What we end up with is an infinite loop of binary decimals 0.000110011 …, and even if we take the decimal part to infinity, the value can only be infinitely close to 0.1, but not to 0.1. Since binary numbers can only represent polynomial sums to the power of 2 precisely, many decimals lose precision in the process of decimal conversion. The precision is already lost in this process.

### Value range and rounding error

The section on floating point storage formats shows that a floating point number is calculated as follows

• ± Tail value × 2 Exponential value

Since the value range of the tail value is [1,2) (including the omitted 1.) and the value range of the exponent value is [-126,127], the value range of a single-precision floating-point number is theoretically ±[1,2) × 2[-126,127]. However, in practice both the trailing and exponential values are stored in binary form, and they can only represent a finite number of states.

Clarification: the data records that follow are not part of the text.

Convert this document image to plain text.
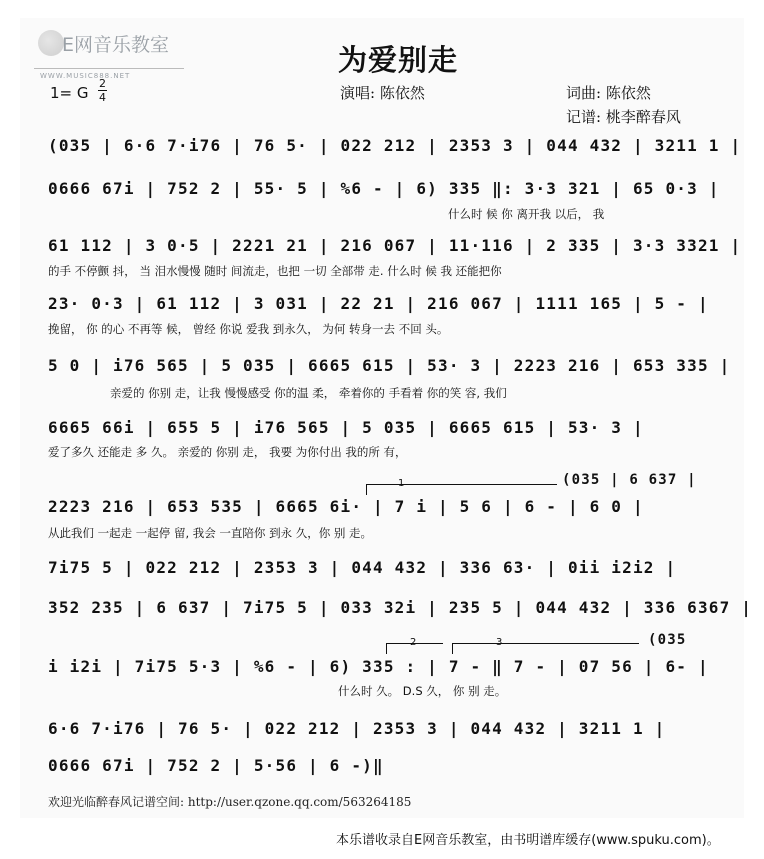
E网音乐教室
WWW.MUSIC888.NET	为爱别走
1= G
2
4	演唱: 陈依然	词曲: 陈依然
记谱: 桃李醉春风
(035 | 6·6 7·i76 | 76 5· | 022 212 | 2353 3 | 044 432 | 3211 1 |
0666 67i | 752 2 | 55· 5 | %6 - | 6) 335 ‖: 3·3 321 | 65 0·3 |
什么时 候 你 离开我 以后， 我
61 112 | 3 0·5 | 2221 21 | 216 067 | 11·116 | 2 335 | 3·3 3321 |
的手 不停颤 抖， 当 泪水慢慢 随时 间流走，也把 一切 全部带 走. 什么时 候 我 还能把你
23· 0·3 | 61 112 | 3 031 | 22 21 | 216 067 | 1111 165 | 5 - |
挽留， 你 的心 不再等 候， 曾经 你说 爱我 到永久， 为何 转身一去 不回 头。
5 0 | i76 565 | 5 035 | 6665 615 | 53· 3 | 2223 216 | 653 335 |
亲爱的 你别 走，让我 慢慢感受 你的温 柔， 牵着你的 手看着 你的笑 容, 我们
6665 66i | 655 5 | i76 565 | 5 035 | 6665 615 | 53· 3 |
爱了多久 还能走 多 久。 亲爱的 你别 走， 我要 为你付出 我的所 有，
1	(035 | 6 637 |
2223 216 | 653 535 | 6665 6i· | 7 i | 5 6 | 6 - | 6 0 |
从此我们 一起走 一起停 留, 我会 一直陪你 到永 久，你 别 走。
7i75 5 | 022 212 | 2353 3 | 044 432 | 336 63· | 0ii i2i2 |
352 235 | 6 637 | 7i75 5 | 033 32i | 235 5 | 044 432 | 336 6367 |
2	3	(035
i i2i | 7i75 5·3 | %6 - | 6) 335 : | 7 - ‖ 7 - | 07 56 | 6- |
什么时 久。 D.S 久， 你 别 走。
6·6 7·i76 | 76 5· | 022 212 | 2353 3 | 044 432 | 3211 1 |
0666 67i | 752 2 | 5·56 | 6 -)‖
欢迎光临醉春风记谱空间: http://user.qzone.qq.com/563264185
本乐谱收录自E网音乐教室，由书明谱库缓存(www.spuku.com)。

The difference between decimals and integers is that integers between [1,7] have only 7 finite digits and we only need to store 7 different states in the computer; however, decimals between [1,7] are a continuous line, and no matter how long the valid bits of a floating point number are, we can never represent an infinite number of decimals with finite states. The floating point representation also divides the decimals into a dense distribution of dots, so during numerical calculations, the resulting data is approximated using the relevant rounding rules, which can lead to errors in the calculation results. the default rounding method for the IEEE floating point format is rounding to even , which tries to find a closest match for rounding, and in the case of intermediate value, then it will round to the even value. Thus, it will round 1.4 to 1 and 1.6 to 2, but both 1.5 and 2.5 will be rounded to 2.

When rounding, the last digit from 1 to 9 is rounded to 1, 2, 3, and 4, while 9, 8, 7, and 6 are rounded, and 5 is left alone. If we round to the nearest 5 each time, we will accumulate large deviations when doing some statistics with large amounts of data. If we use the strategy of rounding to even numbers, in most cases, the probability of rounding off and rounding in 5 is about the same, and the bias in the statistics will be smaller accordingly.

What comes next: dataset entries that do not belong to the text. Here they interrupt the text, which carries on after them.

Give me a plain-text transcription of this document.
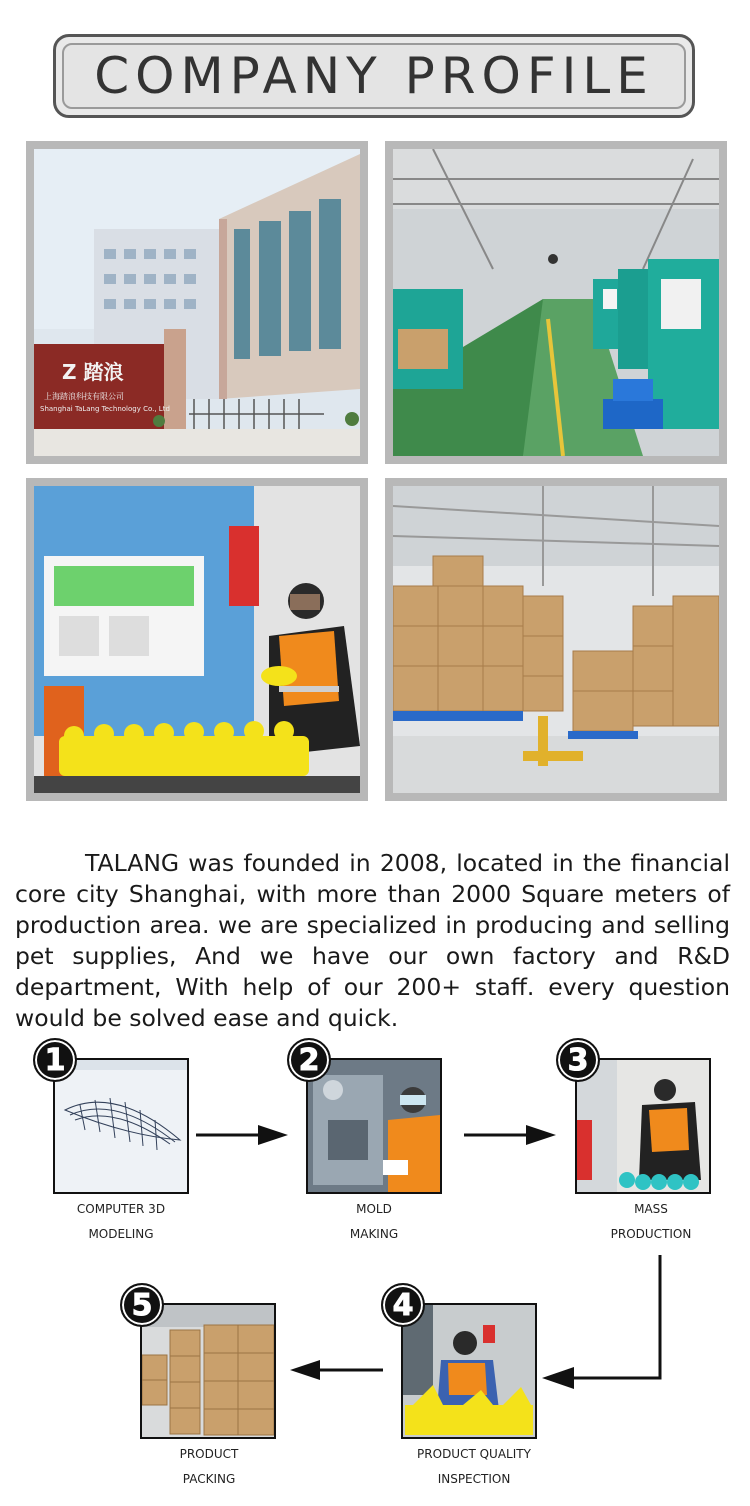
COMPANY PROFILE
Z 踏浪
上海踏浪科技有限公司
Shanghai TaLang Technology Co., Ltd

TALANG was founded in 2008, located in the financial core city Shanghai, with more than 2000 Square meters of production area. we are specialized in producing and selling pet supplies, And we have our own factory and R&D department, With help of our 200+ staff. every question would be solved ease and quick.

1
COMPUTER 3D
MODELING
2
MOLD
MAKING
3
MASS
PRODUCTION
4
PRODUCT QUALITY
INSPECTION
5
PRODUCT
PACKING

Rounding errors are also present in the process of binary conversion, if we want to store the decimal decimal 0.1, then the end of the floating point number is represented as 100110011001100110011001101 and the last binary bit 1 is rounded to get it.

### Irregular distribution

In the storage method of floating-point numbers, if the exponent bits are constant, then the interval between two adjacent trailing bits is certain, but the interval between two adjacent exponent fields is different. Let’s assume that the trailing part is all 0 and the exponent part is 10000000, which means the single precision floating point number is 2.0; add 1 to the exponent part and change it to 10000001, which means the single precision floating point number is 4.0; add 1 to the exponent part and change it to 10000010, which means the single precision floating point number is 8.0. The interval between the floating point numbers in the range [2.0, 4.0) is 2/223, while the interval between the floating point numbers in the range [4.0, 8.0) is 4/223.

The interval between floating point numbers is doubled for every 1 added to the exponential part. The larger the exponent, the more sparse the interval between floating-point numbers becomes. When the exponent value after offset reaches 150, the interval between two adjacent single-precision floating-point numbers is already 1 and it is no longer possible to save the number after the decimal point.

## Summary

The IEEE 754 standard also specifies a decimal representation without loss of precision, a data type called Decimal, which uses strings to store the fractional part of the data, but this data type also wastes some of the storage space. The issue of precision in floating-point numbers is based on a compromise between performance and accuracy, and when this standard was first defined, memory was a scarce computational resource, so there was a preference for this representation at the expense of precision.